The ramifications for noncompliance are equally confusing. Penalties can be imposed on employers with 50 or more full-time employees if the business does not provide health insurance coverage, if the coverage is not deemed as minimum essential and affordable, and if at least one full-time employee receives a tax credit or subsidy through a state exchange. “Then the employer is subject to penalties levied by the IRS,” Mahrle says.
The penalty is $2,000 per year for each of the employer’s full-time employees, but in calculating the penalty, the first 30 full-time employees are not counted. For an employer with 50 full-time employees, then, the penalty is $40,000 — $2,000 times 20. If the employer provides minimum essential coverage but it is not affordable and one or more employees receives a tax credit or subsidy to purchase health insurance through an exchange, the employer is subject to a penalty equal to the lesser of: $2,000 a year for total number of employees minus 30, or $3,000 a year for each of the employer’s full-time employees who obtain a tax credit or subsidy through the exchange.
Murphy says it is important to keep good documentation regarding what is offered to employees. “The ‘checking’ entity is the IRS, and no one wants to have a visit from the IRS,” he says. “The IRS will look for compliance with the law by determining the company’s size, and, whether the company is medium or large, whether the employer offers the required level of coverage and whether it is affordable.”

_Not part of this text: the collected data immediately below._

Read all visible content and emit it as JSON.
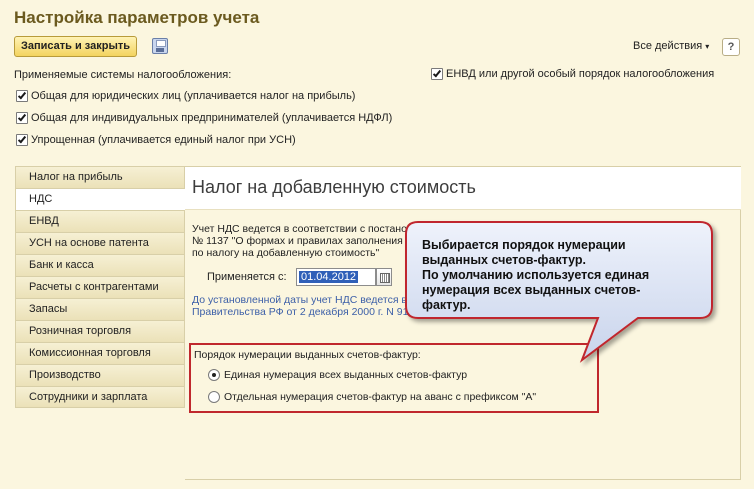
{
  "window": {
    "title": "Настройка параметров учета"
  },
  "toolbar": {
    "save_close_label": "Записать и закрыть",
    "save_icon": "floppy-disk-icon",
    "actions_label": "Все действия",
    "actions_caret": "▾",
    "help_label": "?"
  },
  "tax_systems": {
    "label": "Применяемые системы налогообложения:",
    "items": [
      {
        "label": "Общая для юридических лиц (уплачивается налог на прибыль)",
        "checked": true
      },
      {
        "label": "Общая для индивидуальных предпринимателей (уплачивается НДФЛ)",
        "checked": true
      },
      {
        "label": "Упрощенная (уплачивается единый налог при УСН)",
        "checked": true
      }
    ],
    "envd": {
      "label": "ЕНВД или другой особый порядок налогообложения",
      "checked": true
    }
  },
  "tabs": [
    {
      "label": "Налог на прибыль"
    },
    {
      "label": "НДС",
      "active": true
    },
    {
      "label": "ЕНВД"
    },
    {
      "label": "УСН на основе патента"
    },
    {
      "label": "Банк и касса"
    },
    {
      "label": "Расчеты с контрагентами"
    },
    {
      "label": "Запасы"
    },
    {
      "label": "Розничная торговля"
    },
    {
      "label": "Комиссионная торговля"
    },
    {
      "label": "Производство"
    },
    {
      "label": "Сотрудники и зарплата"
    }
  ],
  "vat": {
    "heading": "Налог на добавленную стоимость",
    "desc_line1": "Учет НДС ведется в соответствии с постановлением Правительства РФ от 26 декабря 2011",
    "desc_line2": "№ 1137 \"О формах и правилах заполнения (ведения) документов, применяемых при расчетах",
    "desc_line3": "по налогу на добавленную стоимость\"",
    "applied_label": "Применяется с:",
    "applied_date": "01.04.2012",
    "link_line1": "До установленной даты учет НДС ведется в соответствии с Постановлением",
    "link_line2": "Правительства РФ от 2 декабря 2000 г. N 914",
    "numbering_label": "Порядок нумерации выданных счетов-фактур:",
    "numbering_options": [
      {
        "label": "Единая нумерация всех выданных счетов-фактур",
        "selected": true
      },
      {
        "label": "Отдельная нумерация счетов-фактур на аванс с префиксом \"А\"",
        "selected": false
      }
    ]
  },
  "callout": {
    "line1": "Выбирается порядок нумерации",
    "line2": "выданных счетов-фактур.",
    "line3": "По умолчанию используется единая",
    "line4": "нумерация всех выданных счетов-",
    "line5": "фактур."
  },
  "colors": {
    "title": "#6b5a1f",
    "accent_button": "#f3d35f",
    "highlight_border": "#c0282d",
    "link": "#3c5fa8"
  }
}
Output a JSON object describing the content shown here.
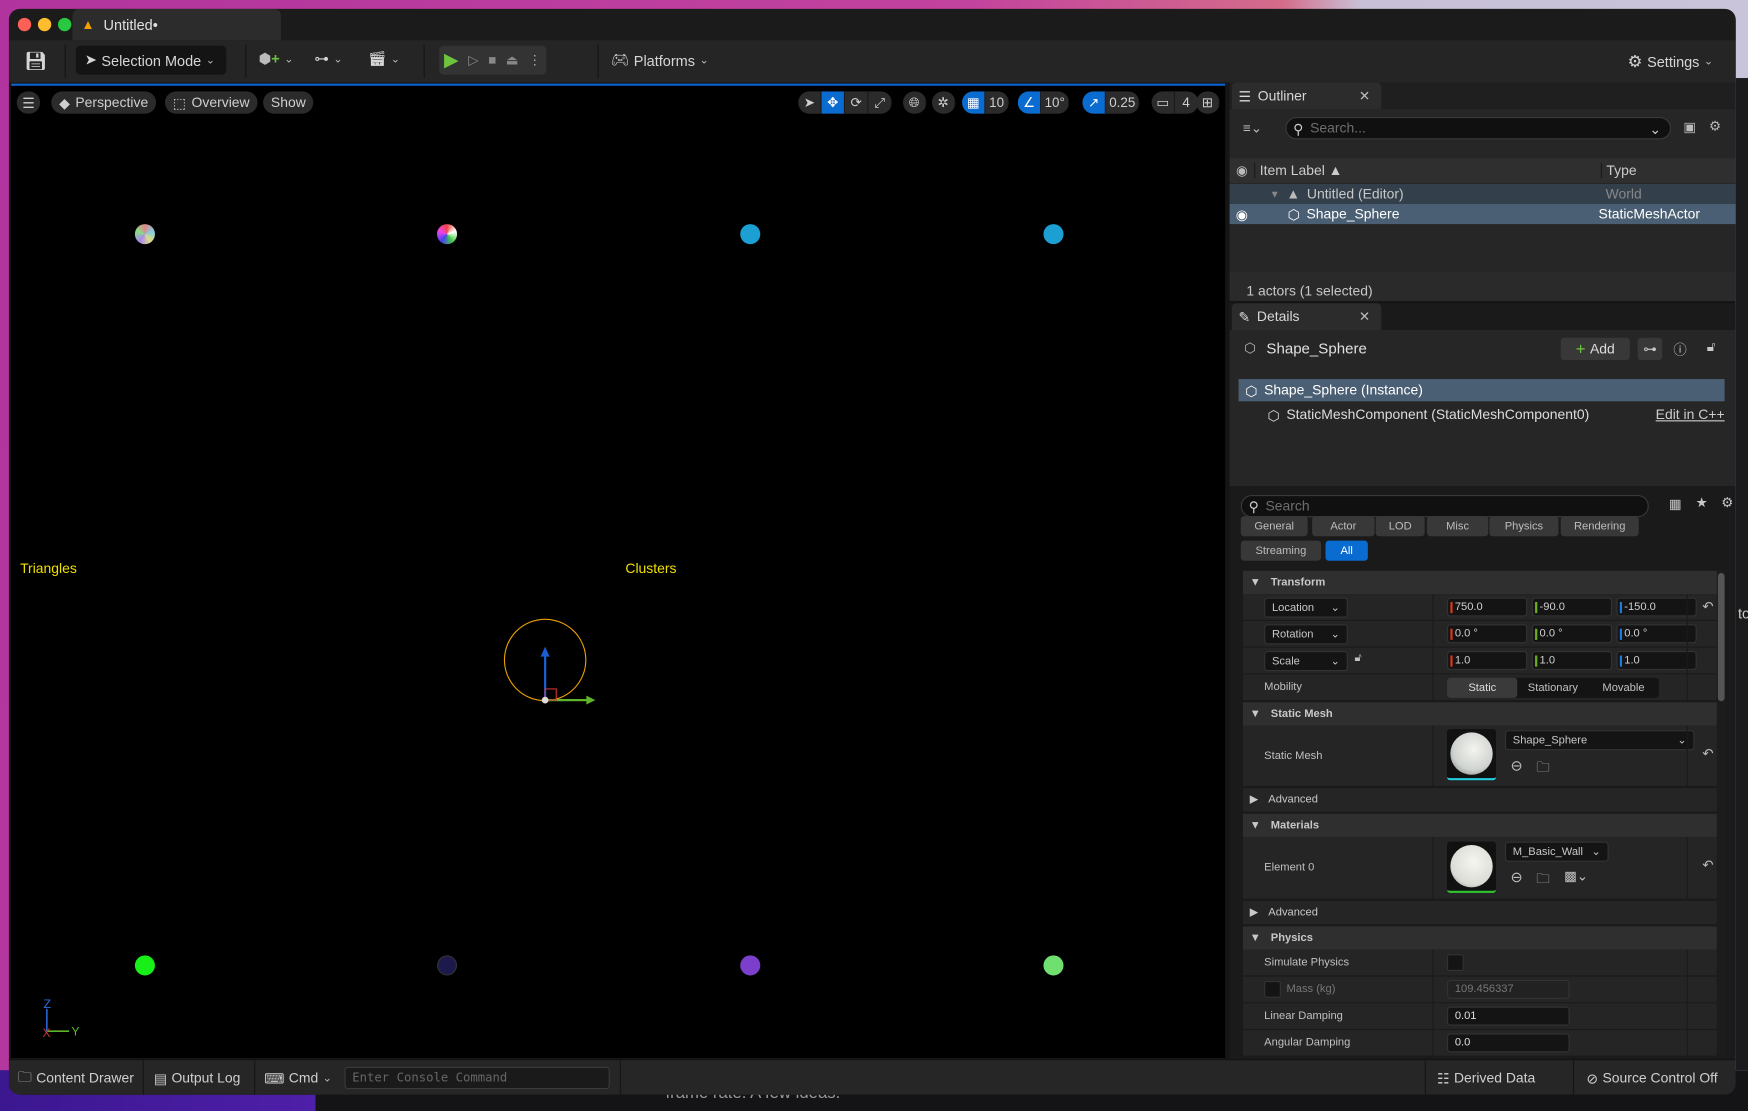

Mahrle notes that a long-standing practice among the majority of employers, wanting to attract and retain a high-quality work force, has been to offer employer-paid or at least employer-supported, group health insurance. “That dynamic has not changed and is not likely to,” he says. Where change is being felt is in business sectors where group health insurance has been the exception rather than the rule — such as fast food, hospitality, farming and some retail; industries in which businesses have no need to offer health insurance as an incentive to attract or retain workers. “Now, under the employer mandate when it eventually phases in, employers in these industries with more than 50 full-time employees will be subject to the play-or-pay analysis,” he says.
For help in sorting it all out, Mahrle recommends businesses hire an experienced employment or benefits lawyer to determine what parts of the Affordable Care Act apply to their firm, and when. And, because full implementation of SHOP (Small Business Health Options Program) has been delayed, Mahrle says small businesses are better off working with a licensed independent insurance broker who can assist in canvassing the market for available coverage.